The council adopted Amendment C410GGEE and submitted it in late December to the Department of Environment, Land, Water and Planning, which approved the amendment with changes late last month.
The amendment will apply Public Acquistion Overlays (PAO) for proposed open space to five properties in Charlemont and three in Mount Duneed; for proposed roads to three properties in Charlemont, two in Armstrong Creek and one in Mount Duneed; and for proposed drainage to five properties in Charlemont and one in Armstrong Creek.
This land has now been reserved in the city’s planning scheme and will later be compulsorily acquired to create three retarding basins/wetlands, five road and intersection upgrades, and three sporting reserves.
According to an explanatory report on DELWP’s website, about 30 per cent of the entire Armstrong Creek development has been completed so far, but “transfer of the public land through the planning permit process has not been able to secure all the necessary public land in a timely manner and a formal acquisition process is required to secure the land necessary to deliver high priority projects”.
“Each of these projects is critical to the ongoing development of the Armstrong Creek growth area based on road safety, facilitating ongoing development or meeting a development contribution plan (DCP) infrastructure timing trigger,” the report said.
The officers’ report to City of Greater Geelong councillors about Amendment C410GGEE in December notes there were two objections to the amendment during the public exhibition process during August and December 2020, from one of the affected landowners and the Department of Transport respectively, but both of these were later withdrawn.
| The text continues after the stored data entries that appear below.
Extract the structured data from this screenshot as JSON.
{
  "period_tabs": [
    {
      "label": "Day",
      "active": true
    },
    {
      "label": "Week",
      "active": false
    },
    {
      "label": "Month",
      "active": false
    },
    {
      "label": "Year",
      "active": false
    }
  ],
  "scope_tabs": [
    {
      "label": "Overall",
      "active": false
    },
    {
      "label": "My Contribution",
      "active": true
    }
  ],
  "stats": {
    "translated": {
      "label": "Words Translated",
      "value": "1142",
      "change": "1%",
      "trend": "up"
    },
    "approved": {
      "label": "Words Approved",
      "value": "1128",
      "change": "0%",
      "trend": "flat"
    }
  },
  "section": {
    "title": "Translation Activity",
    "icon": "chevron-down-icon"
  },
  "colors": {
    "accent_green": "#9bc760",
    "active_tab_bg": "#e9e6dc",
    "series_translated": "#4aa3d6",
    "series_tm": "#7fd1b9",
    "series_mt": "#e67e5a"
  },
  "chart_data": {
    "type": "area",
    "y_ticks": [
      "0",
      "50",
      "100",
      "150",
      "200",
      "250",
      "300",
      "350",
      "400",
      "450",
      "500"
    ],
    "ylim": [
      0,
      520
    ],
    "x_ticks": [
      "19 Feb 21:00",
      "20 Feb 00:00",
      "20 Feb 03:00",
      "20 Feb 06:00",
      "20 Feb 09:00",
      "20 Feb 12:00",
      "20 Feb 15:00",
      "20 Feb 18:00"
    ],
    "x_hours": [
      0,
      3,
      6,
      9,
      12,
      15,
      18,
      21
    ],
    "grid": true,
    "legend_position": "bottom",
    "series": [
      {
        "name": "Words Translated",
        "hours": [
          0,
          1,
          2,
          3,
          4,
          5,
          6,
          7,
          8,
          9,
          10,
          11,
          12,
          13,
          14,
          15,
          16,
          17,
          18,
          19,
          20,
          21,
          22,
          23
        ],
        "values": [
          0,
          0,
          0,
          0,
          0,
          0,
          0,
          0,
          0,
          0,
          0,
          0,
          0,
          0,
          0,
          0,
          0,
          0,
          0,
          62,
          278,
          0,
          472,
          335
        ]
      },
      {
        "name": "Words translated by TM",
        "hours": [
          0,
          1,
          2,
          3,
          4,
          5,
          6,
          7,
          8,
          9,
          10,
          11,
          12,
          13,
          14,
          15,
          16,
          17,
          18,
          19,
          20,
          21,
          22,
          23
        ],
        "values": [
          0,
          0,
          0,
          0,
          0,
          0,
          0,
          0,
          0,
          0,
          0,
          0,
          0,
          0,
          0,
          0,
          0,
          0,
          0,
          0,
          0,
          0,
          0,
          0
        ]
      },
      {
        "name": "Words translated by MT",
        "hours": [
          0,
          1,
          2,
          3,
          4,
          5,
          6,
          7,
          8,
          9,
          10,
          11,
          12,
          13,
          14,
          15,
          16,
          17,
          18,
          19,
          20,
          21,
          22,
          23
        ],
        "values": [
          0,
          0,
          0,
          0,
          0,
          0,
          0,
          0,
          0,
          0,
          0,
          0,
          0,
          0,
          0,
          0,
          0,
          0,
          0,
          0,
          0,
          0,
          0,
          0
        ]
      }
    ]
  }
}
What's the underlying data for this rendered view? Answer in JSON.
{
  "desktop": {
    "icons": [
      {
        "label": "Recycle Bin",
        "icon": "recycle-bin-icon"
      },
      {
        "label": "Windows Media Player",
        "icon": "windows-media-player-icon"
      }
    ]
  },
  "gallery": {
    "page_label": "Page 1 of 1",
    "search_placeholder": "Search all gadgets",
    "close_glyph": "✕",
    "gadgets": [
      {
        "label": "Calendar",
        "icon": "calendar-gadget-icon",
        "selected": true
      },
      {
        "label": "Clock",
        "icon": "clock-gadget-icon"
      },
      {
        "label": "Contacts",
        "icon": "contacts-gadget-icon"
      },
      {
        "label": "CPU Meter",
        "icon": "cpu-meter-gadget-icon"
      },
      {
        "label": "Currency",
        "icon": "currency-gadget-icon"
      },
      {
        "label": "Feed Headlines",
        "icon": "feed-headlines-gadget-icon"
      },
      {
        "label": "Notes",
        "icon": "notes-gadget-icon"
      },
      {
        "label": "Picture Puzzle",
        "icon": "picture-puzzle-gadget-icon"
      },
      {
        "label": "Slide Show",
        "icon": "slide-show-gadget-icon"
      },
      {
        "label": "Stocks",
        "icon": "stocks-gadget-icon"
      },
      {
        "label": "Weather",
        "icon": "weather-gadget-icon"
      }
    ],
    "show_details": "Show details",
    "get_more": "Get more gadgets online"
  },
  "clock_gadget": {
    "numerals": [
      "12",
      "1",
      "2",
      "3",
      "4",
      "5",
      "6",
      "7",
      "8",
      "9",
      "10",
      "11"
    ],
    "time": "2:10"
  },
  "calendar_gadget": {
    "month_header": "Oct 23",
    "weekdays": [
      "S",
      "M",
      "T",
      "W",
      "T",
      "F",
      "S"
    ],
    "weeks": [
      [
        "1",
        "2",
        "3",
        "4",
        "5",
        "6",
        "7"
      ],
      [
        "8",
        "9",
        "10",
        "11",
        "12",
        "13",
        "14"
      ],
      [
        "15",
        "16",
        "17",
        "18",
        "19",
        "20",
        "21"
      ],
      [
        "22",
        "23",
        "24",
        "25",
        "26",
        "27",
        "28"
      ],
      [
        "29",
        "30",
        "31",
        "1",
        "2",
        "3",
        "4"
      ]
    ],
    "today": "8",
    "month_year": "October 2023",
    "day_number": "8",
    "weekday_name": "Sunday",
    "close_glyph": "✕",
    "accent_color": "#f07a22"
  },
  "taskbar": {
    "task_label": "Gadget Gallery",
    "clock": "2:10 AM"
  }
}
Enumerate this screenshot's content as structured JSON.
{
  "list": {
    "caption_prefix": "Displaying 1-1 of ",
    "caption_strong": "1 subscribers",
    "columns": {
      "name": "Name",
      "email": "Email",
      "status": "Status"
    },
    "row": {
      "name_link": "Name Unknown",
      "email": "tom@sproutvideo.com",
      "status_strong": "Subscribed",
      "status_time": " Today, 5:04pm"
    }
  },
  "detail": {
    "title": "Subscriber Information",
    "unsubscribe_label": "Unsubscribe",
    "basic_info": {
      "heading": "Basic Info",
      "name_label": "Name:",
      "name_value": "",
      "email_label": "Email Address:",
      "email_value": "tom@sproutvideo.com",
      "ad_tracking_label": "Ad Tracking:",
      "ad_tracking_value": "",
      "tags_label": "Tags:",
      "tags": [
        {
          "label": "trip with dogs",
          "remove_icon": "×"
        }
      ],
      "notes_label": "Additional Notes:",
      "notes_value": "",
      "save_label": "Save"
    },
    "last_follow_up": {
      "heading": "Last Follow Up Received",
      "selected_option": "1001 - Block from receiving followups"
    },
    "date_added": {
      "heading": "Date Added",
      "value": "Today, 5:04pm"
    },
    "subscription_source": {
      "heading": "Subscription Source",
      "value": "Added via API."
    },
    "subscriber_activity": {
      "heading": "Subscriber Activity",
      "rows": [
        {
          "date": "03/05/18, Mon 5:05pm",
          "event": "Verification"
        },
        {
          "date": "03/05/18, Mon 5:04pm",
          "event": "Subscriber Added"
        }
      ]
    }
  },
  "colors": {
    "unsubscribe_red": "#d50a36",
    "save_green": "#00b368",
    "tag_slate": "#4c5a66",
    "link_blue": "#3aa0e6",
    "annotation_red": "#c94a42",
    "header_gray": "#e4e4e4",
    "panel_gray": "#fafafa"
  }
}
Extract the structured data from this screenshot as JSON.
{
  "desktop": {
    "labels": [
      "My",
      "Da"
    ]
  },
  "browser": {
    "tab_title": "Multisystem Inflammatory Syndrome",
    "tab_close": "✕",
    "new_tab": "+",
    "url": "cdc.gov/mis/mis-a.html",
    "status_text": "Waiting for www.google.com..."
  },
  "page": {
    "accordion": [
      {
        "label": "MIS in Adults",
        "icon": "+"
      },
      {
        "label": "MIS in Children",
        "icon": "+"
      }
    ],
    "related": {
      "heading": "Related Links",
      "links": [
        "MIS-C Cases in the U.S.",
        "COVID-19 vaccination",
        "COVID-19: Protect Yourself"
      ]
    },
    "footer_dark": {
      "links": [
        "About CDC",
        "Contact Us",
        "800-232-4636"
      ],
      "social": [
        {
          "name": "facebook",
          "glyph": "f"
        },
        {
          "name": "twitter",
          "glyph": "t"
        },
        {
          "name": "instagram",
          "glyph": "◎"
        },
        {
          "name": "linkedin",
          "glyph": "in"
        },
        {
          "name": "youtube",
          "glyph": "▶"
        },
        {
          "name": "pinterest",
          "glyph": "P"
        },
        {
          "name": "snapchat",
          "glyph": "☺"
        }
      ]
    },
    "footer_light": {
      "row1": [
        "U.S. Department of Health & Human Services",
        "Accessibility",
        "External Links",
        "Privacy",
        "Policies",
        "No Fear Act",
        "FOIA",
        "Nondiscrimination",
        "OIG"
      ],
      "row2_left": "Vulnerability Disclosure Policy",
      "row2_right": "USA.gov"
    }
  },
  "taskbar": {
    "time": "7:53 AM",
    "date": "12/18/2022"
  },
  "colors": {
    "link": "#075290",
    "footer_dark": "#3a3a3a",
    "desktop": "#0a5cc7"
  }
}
The report states the 18 affected landowners will be compensated based on an independent assessment of the market value of the land, and other costs affected by the acquisition, in accordance with the Land Acquisition and Compensation Act 1986, but the city accepts that imposing the PAO means it will have to pay out more.
“Land acquired through the PAO process costs the city more than land transferred by agreement and the purchase costs may exceed the value included in the DCP.
“Compensation payable under the Land Acquisition and Compensation Act will not be recovered through development contributions.
“Notwithstanding this, the use of the PAO is the most time efficient mechanism available for the city to acquire the land it needs to deliver these critical projects.”